Pep Boys: Carl Icahn vs. Bridgestone
Pep Boys
On December 24, Pep Boys - Manny, Moe & Jack, commonly known as Pep Boys, successfully accepted Bridgestone’s buyout offer of $17/share and rejected Carl Icahn’s equally competitive offer for $16.50/share.
The story began earlier this year when Pep Boys announced that it is putting itself up for sale. In early October, Bridgestone and Pep Boys struck a deal in which Bridgestone would buy out Pep Boys for $15/share. Soon after, however, Icahn stepped in and countered that deal with his own offer of $15.50/share. Bridgestone, countered by agreeing to match the billionaire investor’s offer.
On Monday of this week, Pep Boys announced that Icahn’s new offer of $16.50/share was a superior offer to Bridgestone’s competing offer. Alongside, Icahn also announced that he will be willing to beat Bridgestone’s offer(s) by 10 cents a share to a max of $18.10/share.
However, Bridgestone then proceeded to rain on Icahn Enterprises, Icahn’s publicly traded company, and presented an offer of $17/per share.
Pep Boys, eventually, declared that Bridgestone’s offer was the superior one and accepted their offer. Moreover, given that the company would have to pay Bridgestone $39 million as a termination fee for their initial offer of $15/share, Pep Boys decided to side with Bridgestone.
Bridgestone’s offer, effectively, valued Pep Boys at $947 million. However, Carl Icahn’s maximum offer of $18.10/share would have valued the company at $1.03 billion.
Carl Icahn, took the defeat as a gentleman and said in an interview, “We’re happy that we have materially enhanced value for all shareholder…Merry Christmas to all of them.”
Motives
Both, Bridgestone and Icahn, however, had similar motives for acquiring Pep Boys.
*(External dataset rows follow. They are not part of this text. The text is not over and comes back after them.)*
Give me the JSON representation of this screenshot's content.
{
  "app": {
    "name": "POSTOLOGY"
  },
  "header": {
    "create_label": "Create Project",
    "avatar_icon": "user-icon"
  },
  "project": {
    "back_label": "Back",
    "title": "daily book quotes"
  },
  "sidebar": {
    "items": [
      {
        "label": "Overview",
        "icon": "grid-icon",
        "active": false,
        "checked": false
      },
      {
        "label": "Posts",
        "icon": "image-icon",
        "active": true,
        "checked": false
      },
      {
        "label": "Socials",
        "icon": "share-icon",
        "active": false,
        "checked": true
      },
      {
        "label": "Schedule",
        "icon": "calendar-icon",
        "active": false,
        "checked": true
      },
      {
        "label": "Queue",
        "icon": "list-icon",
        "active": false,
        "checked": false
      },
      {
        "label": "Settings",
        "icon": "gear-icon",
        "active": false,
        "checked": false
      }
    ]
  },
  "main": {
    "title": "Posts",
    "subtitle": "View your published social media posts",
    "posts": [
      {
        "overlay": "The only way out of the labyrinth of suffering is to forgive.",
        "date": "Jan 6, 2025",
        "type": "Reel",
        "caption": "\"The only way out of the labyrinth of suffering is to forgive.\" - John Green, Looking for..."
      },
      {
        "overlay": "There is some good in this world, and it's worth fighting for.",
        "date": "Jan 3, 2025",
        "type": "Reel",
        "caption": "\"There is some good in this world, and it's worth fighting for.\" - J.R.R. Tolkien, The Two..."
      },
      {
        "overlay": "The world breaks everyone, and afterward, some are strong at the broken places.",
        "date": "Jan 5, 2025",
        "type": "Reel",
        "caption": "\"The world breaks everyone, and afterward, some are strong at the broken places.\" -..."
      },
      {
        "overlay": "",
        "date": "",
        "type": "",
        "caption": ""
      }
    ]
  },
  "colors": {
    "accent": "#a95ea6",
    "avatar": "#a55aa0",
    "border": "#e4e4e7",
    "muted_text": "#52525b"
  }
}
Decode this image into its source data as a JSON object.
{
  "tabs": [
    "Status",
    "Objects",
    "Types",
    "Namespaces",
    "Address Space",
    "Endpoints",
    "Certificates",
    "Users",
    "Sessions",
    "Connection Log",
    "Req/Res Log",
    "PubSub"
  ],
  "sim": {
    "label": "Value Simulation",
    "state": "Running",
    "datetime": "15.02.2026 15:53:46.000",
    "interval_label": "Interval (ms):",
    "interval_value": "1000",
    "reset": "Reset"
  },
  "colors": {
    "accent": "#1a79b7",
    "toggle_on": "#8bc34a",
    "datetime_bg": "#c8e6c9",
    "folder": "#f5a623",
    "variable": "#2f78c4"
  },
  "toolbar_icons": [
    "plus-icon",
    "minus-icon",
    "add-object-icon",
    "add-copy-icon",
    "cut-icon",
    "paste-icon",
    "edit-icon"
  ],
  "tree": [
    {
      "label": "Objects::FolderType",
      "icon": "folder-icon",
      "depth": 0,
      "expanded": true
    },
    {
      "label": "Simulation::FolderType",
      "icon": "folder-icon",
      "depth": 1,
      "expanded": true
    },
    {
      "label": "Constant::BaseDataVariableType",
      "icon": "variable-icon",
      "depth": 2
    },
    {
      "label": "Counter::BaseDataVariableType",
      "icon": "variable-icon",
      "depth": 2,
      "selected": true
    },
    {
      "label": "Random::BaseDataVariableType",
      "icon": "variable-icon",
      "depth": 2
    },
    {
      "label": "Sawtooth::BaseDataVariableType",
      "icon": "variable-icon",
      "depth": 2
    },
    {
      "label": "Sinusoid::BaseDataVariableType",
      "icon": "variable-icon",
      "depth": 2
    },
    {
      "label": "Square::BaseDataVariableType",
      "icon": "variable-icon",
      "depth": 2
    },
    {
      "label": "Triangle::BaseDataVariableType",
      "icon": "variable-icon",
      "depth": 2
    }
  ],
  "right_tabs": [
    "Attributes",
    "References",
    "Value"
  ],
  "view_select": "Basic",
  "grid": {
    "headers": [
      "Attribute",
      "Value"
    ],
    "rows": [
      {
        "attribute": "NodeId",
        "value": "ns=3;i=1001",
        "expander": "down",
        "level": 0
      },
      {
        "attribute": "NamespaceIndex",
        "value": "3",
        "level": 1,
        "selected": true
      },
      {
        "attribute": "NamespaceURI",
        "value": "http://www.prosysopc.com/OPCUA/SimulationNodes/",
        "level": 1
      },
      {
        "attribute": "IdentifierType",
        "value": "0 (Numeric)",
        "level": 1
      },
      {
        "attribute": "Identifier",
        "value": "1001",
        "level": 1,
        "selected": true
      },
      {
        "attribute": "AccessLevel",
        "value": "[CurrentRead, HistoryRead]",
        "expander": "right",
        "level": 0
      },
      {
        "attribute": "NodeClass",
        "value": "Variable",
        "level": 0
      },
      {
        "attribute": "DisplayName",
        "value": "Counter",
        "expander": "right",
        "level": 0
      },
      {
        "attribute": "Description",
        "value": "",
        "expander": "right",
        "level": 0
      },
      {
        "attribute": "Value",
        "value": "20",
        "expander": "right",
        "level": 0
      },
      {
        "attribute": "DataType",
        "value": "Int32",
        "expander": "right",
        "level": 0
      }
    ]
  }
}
Icahn wanted to acquire Pep Boys as he wanted to merge Pep Boys with his earlier buyout of the automotive chain Auto Plus chain. By combining the two firms, Icahn wanted to maximize returns by combining the revenue streams of both the companies under one.
Bridgestone, a company with 2,200 stores in the United States, wanted to expand its presence by adding 800 stores of Pep Boys to its arsenal.
However, the underlying notion driving this bid was the fact that the auto-part retailing industry is being subject to a fruitful period of sales as the automobile fleet is coming of age and is increasingly requiring additional maintenance.
Thoughts
Regardless, however, we can surely say that Carl Icahn did not receive what he wanted for Christmas.
However, what do you guys think? Should Pep Boys have accepted the offer of Carl Icahn? Or did Pep Boys make the right move by going with Bridgestone? Or should Pep Boys have pursued different strategies such as raising additional capital and restructuring the company? Let me know!
Thanks for reading!
Well written! My food for thought:
There may be emotional reasons why Pep Boys accepted Bridgestone's offer. Carl Icahn is well known as the guy with the hammer and many people dislike him for his harsh approaches to optimize business operations and capital structure. Because Bridgestone's offer was "only" about 80 million below Icahn's offer, I can see why some people rather want to sell to the classic strategic buyer (instead to an well-known activist).
I don't know the purchase method and transaction details (cash / stock portion), which can be further reasons why Pep Boys ultimately made the deal with Bridgestone.